So sind nach Beauvoirs Meinung auch die besten künstlerischen Leistungen der
Frauen nur vergleichbar mit den Anfangsversuchen der besten männlichen Künstler.
Und in den Wissenschaften strengt sie sich nicht genügend an, weil sie von Kindheit
an nicht dazu angehalten wird, sich ihre Umwelt zu erobern.
Diese Ungleichheit der Geschlechter wird insbesondere durch
das System des Kapitalismus unterstützt, da hier die Produzenten immer auch
genügend Konsumenten brauchen und in der Konstellation der Geschlechter diese
Aufteilung unterstützt wird, dem Mann als Produzenten und Erfinder außerdem der
Rücken freigehalten wird und die Ehe und Familie als Rückzugsort und
Entspannungsressort dient. Nur der Sozialismus kann nach Beauvoirs Meinung die
Gleichstellung der Geschlechter herstellen.
Meine Meinung:
Beauvoir hat für ihre Darstellung ein immenses Wissen angesammelt und ihre
Meinungen immer sehr gut belegt und mit Zitaten aus Werken der Psychoanalyse,
Philosophie und europäisch/amerikanischen Literatur untermauert. Gerade im letzteren
Falle ist sie aber der Stofffülle etwas aufgesessen. Man könnte dieses Werk gut
um die Hälfte und mehr kürzen, ohne dass dabei Wesentliches ungesagt bliebe.
Die Autorin verliert sich im zweiten Teil häufig in bizarren Zitaten aus psychopathologischen
Falldarstellungen und frauenfeindlichen Werken ihrer männlichen Zeitgenossen bzw.
der nur wenige Jahrzehnte zurückliegenden Veröffentlichungen.
Das zieht einen eher runter, als dass es einen weiterbringt.
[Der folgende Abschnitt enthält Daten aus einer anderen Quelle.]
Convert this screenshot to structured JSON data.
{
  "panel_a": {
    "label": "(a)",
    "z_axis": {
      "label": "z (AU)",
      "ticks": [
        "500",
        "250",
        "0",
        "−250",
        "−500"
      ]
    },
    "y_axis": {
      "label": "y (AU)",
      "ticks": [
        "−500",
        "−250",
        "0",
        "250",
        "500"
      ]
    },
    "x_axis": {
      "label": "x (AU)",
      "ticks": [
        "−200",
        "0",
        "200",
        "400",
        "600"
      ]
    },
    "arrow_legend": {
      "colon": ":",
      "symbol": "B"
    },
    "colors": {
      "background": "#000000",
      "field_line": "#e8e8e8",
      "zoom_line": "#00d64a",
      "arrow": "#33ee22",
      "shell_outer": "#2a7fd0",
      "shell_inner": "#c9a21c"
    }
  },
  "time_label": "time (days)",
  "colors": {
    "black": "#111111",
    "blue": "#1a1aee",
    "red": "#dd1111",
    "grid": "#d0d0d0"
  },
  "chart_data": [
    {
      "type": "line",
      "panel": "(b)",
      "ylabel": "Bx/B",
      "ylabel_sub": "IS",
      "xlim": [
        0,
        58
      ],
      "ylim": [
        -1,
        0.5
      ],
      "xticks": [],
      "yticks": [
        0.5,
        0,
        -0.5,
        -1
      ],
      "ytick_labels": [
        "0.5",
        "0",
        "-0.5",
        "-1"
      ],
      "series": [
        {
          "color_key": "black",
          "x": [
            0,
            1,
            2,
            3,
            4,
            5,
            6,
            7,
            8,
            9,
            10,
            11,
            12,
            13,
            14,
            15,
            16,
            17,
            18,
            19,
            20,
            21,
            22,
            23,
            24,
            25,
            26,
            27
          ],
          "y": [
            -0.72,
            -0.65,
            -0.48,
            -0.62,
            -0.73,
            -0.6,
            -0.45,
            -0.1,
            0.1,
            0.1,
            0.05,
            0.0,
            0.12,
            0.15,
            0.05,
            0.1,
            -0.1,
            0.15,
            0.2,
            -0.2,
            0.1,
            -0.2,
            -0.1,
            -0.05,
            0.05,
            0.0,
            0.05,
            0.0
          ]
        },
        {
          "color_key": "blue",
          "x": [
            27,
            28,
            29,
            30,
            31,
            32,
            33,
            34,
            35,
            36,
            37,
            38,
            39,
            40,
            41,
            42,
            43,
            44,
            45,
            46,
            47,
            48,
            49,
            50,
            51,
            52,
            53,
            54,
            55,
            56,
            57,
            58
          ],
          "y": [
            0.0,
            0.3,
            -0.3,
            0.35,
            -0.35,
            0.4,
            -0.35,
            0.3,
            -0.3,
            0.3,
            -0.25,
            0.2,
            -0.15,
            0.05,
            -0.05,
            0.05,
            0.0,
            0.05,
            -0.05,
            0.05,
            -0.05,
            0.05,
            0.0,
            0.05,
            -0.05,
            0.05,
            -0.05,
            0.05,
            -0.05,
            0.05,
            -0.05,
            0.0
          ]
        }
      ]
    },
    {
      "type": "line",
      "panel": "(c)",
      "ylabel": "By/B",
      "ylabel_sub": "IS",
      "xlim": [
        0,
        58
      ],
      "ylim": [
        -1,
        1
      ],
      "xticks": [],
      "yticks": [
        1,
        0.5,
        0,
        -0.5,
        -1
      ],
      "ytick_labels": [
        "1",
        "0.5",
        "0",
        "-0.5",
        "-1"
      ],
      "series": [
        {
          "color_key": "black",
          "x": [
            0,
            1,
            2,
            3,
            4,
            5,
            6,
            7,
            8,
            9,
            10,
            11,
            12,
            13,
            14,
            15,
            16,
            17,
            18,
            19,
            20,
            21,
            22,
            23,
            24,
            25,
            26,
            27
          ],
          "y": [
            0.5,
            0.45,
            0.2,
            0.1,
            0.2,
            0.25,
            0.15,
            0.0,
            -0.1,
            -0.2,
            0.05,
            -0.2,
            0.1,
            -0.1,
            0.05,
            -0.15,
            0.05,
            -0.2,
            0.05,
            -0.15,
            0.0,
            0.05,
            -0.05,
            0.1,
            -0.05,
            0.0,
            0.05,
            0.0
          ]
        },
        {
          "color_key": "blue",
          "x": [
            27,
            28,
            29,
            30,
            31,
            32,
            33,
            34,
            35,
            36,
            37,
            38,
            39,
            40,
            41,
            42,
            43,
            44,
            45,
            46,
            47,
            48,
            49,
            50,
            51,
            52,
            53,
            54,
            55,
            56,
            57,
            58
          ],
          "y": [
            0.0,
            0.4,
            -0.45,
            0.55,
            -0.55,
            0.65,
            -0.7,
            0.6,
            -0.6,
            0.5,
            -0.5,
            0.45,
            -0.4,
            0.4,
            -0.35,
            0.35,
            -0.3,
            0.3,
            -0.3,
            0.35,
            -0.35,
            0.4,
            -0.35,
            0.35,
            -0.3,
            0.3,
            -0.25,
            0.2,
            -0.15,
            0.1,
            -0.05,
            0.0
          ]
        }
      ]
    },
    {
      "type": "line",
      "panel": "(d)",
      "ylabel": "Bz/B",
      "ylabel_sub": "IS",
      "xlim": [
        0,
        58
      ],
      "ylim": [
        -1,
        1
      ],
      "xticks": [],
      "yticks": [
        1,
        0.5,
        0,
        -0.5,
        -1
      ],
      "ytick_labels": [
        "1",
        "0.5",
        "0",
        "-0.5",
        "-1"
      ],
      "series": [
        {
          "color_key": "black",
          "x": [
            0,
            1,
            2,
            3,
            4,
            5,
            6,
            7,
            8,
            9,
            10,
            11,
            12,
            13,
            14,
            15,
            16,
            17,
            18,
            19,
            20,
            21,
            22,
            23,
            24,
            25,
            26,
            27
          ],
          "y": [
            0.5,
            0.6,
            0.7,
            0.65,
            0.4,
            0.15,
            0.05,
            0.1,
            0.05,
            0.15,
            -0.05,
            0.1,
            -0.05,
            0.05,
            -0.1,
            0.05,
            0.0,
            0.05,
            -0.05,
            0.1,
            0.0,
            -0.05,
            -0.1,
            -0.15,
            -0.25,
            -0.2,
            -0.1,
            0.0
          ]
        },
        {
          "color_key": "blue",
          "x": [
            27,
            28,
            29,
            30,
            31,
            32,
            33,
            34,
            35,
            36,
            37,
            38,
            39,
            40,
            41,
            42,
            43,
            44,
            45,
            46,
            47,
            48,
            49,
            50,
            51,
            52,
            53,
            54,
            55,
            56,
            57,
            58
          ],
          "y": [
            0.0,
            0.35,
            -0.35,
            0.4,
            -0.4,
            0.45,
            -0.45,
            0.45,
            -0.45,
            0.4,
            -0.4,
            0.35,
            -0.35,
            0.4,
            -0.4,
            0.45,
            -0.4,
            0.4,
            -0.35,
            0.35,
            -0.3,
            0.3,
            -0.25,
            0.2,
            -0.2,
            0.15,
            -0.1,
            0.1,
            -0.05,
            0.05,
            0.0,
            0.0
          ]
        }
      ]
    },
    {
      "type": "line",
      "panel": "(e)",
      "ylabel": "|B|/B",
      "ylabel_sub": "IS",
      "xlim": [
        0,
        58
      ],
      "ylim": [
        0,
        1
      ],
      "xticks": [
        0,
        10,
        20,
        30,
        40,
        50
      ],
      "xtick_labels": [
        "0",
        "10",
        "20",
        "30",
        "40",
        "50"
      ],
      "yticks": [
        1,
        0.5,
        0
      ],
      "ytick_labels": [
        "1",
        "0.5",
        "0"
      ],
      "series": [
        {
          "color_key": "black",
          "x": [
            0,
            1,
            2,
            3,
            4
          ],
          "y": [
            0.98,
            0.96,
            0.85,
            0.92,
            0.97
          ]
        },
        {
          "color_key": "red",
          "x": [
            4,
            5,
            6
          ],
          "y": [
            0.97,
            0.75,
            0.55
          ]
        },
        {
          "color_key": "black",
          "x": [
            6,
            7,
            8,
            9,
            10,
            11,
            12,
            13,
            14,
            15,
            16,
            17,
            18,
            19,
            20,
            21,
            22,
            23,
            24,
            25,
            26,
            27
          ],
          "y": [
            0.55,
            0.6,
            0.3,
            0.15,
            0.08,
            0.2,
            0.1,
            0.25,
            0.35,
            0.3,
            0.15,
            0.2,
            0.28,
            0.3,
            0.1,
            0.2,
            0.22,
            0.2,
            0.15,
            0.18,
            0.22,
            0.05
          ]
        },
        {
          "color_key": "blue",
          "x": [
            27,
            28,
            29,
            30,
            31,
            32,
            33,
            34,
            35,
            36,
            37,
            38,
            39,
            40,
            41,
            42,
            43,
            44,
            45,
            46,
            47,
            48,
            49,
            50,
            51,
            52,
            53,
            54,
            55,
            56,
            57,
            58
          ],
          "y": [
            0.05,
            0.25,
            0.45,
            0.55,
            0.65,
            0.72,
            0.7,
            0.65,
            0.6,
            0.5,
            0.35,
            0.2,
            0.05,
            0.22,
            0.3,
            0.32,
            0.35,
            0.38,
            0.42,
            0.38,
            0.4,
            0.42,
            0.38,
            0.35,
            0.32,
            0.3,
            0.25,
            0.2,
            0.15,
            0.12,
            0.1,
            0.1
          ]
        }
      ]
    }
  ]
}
Gut finde ich,
dass Beauvoir nicht ein Geschlecht verteufelt, den Mann ausschließlich als
Unterdrücker ansieht, sondern auch darstellt, dass die Frau an ihrem Schicksal
auch selbst mit Schuld trägt, wenn sie sich aus Bequemlichkeit nicht um ihre
materielle und geistige Unabhängigkeit kümmert.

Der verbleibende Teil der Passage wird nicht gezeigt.